Crédit photo Nicolas Gachet / DirectVelo
Après deux Top 5 au sprint, Valentin Paret-Peintre voulait s’imposer ce samedi sur l’étape-reine du Tour de Romandie. Alors la Soudal Quick-Step a mis en place un plan pour ne pas attendre que Tadej Pogacar impose une nouvelle fois sa loi. “Le but était que je prenne de l’avance avant le premier col du Jaun et que Valentin Paret-Peintre revienne ensuite”, rapporte Louis Vervaeke au micro de DirectVelo.
Tout s’est déroulé comme espéré, avec une avance allant jusqu’à 3 minutes. Mais le Belge n’avait pas le sourire en revenant sur sa journée, la faute aux motos de la télévision qui ont selon lui avantagé le peloton. “On a perdu 50 secondes en 5 kilomètres, j’imagine que c’est quand la diffusion télé a commencé. C’est comme d’habitude… Dès qu’il y a la prise d’antenne, les motos sont là et pour moi parfois, ça change la course. C’est dommage”.
« ÇA FAIT UNE DIFFÉRENCE IMMENSE »
Louis Vervaeke estime qu’il roulait “à fond sur le plat” au moment où l’écart a fortement diminué. “Je sais depuis l’époque où je roulais pour Remco (Evenepoel) que les motos peuvent changer la course. Quand tu es échappé, elle roule derrière toi alors que l’autre moto est devant le peloton.

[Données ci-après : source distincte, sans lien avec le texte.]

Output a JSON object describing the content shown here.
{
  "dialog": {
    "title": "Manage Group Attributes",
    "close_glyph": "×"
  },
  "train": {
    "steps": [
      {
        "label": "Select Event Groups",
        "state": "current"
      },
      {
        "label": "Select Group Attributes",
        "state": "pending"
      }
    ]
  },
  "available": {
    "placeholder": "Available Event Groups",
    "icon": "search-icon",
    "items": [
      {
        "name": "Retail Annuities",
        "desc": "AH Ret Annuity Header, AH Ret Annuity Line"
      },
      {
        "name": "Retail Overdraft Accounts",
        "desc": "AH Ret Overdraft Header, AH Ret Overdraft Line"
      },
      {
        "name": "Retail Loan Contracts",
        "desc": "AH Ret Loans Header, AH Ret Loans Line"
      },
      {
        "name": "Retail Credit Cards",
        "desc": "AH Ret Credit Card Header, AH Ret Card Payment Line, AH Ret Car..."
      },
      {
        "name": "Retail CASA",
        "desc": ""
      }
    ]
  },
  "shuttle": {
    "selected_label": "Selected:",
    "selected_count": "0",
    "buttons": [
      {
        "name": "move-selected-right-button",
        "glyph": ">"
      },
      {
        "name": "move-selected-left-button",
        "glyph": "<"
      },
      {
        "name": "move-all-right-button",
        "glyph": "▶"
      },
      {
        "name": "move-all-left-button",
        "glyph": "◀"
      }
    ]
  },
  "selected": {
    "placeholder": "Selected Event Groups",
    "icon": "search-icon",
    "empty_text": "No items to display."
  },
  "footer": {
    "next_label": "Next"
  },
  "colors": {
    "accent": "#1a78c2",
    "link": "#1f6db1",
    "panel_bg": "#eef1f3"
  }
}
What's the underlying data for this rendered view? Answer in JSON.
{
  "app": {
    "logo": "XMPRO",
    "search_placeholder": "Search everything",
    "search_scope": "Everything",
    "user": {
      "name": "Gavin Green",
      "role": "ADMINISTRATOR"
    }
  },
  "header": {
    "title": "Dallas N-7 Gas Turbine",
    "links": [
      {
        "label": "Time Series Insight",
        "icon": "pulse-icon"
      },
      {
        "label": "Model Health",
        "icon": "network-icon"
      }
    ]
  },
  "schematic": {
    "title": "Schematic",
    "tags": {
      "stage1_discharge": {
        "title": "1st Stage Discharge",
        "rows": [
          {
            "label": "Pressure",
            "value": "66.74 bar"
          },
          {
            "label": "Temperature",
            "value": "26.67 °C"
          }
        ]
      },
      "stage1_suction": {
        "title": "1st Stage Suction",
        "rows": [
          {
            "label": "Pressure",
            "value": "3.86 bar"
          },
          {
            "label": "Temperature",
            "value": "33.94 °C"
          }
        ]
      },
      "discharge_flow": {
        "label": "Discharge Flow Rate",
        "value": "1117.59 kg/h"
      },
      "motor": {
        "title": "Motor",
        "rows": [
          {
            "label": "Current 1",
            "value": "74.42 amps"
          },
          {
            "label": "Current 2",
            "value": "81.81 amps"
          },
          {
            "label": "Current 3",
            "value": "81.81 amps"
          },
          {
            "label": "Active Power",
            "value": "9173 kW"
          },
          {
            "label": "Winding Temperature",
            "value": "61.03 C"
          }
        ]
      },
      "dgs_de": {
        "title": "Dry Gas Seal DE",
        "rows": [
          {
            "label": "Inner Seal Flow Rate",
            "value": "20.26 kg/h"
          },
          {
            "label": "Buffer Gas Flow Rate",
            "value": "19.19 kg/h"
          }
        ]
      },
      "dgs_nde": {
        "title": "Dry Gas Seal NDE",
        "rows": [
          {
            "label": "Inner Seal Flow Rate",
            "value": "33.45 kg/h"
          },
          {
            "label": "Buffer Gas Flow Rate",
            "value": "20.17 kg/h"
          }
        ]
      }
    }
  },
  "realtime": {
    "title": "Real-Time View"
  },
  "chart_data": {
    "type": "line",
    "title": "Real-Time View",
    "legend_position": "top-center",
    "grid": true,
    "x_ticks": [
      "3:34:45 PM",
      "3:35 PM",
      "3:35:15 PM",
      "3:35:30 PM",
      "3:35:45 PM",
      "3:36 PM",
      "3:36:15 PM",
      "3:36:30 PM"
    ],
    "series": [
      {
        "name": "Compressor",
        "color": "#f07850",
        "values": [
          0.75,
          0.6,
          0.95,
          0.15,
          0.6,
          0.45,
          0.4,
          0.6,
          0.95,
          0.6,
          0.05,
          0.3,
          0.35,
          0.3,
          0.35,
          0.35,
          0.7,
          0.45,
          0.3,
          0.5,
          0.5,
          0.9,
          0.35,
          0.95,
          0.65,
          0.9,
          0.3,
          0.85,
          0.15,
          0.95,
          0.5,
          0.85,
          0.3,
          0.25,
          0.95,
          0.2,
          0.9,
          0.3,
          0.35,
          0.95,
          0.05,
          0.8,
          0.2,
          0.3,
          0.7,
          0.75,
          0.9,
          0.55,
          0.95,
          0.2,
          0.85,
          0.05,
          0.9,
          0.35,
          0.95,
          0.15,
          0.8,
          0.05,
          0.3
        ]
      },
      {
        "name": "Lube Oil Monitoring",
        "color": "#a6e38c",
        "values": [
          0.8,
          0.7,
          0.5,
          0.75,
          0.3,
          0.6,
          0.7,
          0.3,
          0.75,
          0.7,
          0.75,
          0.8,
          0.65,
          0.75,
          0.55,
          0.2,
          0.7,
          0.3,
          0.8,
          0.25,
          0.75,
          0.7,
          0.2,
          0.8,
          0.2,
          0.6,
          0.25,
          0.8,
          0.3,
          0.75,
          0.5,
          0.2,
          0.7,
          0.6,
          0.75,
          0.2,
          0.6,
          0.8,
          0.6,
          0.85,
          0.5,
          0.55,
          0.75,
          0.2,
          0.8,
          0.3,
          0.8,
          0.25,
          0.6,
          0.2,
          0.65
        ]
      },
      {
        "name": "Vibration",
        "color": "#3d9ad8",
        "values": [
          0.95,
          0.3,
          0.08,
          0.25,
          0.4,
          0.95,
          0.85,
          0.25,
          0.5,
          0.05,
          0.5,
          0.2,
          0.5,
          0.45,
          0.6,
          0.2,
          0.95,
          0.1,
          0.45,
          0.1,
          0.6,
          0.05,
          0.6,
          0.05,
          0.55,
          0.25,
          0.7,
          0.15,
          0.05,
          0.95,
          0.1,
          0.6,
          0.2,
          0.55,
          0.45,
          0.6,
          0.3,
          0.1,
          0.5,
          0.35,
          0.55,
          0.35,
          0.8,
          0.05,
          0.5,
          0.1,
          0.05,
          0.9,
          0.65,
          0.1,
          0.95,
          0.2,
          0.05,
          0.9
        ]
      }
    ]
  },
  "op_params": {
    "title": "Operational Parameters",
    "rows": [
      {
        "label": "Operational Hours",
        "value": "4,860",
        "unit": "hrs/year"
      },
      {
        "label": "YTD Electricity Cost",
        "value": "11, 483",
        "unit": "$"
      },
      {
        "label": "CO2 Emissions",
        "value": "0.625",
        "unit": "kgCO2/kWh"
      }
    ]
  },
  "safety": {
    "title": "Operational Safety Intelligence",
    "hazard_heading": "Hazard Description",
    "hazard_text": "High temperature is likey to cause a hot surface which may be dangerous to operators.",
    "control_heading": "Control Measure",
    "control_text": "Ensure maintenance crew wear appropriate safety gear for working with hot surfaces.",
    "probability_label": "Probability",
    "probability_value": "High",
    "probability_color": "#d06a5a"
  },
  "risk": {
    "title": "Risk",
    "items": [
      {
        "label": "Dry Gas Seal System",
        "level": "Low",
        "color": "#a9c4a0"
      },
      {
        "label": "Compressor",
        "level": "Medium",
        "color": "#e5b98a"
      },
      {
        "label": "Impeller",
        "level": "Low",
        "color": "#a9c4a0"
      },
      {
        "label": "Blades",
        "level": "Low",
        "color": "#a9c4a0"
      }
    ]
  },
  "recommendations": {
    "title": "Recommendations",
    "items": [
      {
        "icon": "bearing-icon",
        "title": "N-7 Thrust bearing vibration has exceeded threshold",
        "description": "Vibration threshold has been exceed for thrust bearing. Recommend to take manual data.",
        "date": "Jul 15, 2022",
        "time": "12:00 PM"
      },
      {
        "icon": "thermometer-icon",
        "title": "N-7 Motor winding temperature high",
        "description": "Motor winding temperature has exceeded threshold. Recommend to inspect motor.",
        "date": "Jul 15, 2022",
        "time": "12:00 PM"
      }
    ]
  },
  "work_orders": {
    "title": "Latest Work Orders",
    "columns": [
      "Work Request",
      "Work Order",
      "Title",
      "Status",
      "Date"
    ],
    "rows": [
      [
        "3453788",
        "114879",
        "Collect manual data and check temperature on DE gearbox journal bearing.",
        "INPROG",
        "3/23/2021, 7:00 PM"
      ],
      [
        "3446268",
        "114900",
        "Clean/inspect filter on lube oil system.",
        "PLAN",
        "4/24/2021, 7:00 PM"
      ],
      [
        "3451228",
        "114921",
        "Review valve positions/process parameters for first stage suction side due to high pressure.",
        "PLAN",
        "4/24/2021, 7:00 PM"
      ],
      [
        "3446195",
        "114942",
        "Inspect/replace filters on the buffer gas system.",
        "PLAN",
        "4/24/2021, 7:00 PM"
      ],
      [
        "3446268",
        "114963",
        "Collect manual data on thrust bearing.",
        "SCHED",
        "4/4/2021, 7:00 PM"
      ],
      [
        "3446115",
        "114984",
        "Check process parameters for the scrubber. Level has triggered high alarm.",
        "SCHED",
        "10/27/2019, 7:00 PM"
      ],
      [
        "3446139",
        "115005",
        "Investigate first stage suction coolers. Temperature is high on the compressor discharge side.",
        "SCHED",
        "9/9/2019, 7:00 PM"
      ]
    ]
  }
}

Quand tu as le vent de face, ça fait une différence immense”. Pour lui, il faut trouver des solutions alors que Roman Kreuziger, directeur sportif de Bahrain Victorious, s’était déjà plaint de ce problème mercredi dernier. “On fait des contrôles antidopage pour trouver les tricheurs mais profiter de l’aide des motos, c’est aussi un peu de la triche”, estime-t-il.
Malgré son agacement ce samedi, le Flamand de 32 ans prend toujours autant de plaisir à aider ses leaders. “Je me suis rendu compte au fur et à mesure de ma carrière qu’il m’en manquait un peu pour avoir de grands résultats alors ça me fait toujours plaisir d’aider des coureurs qui ont un peu de talent que moi”.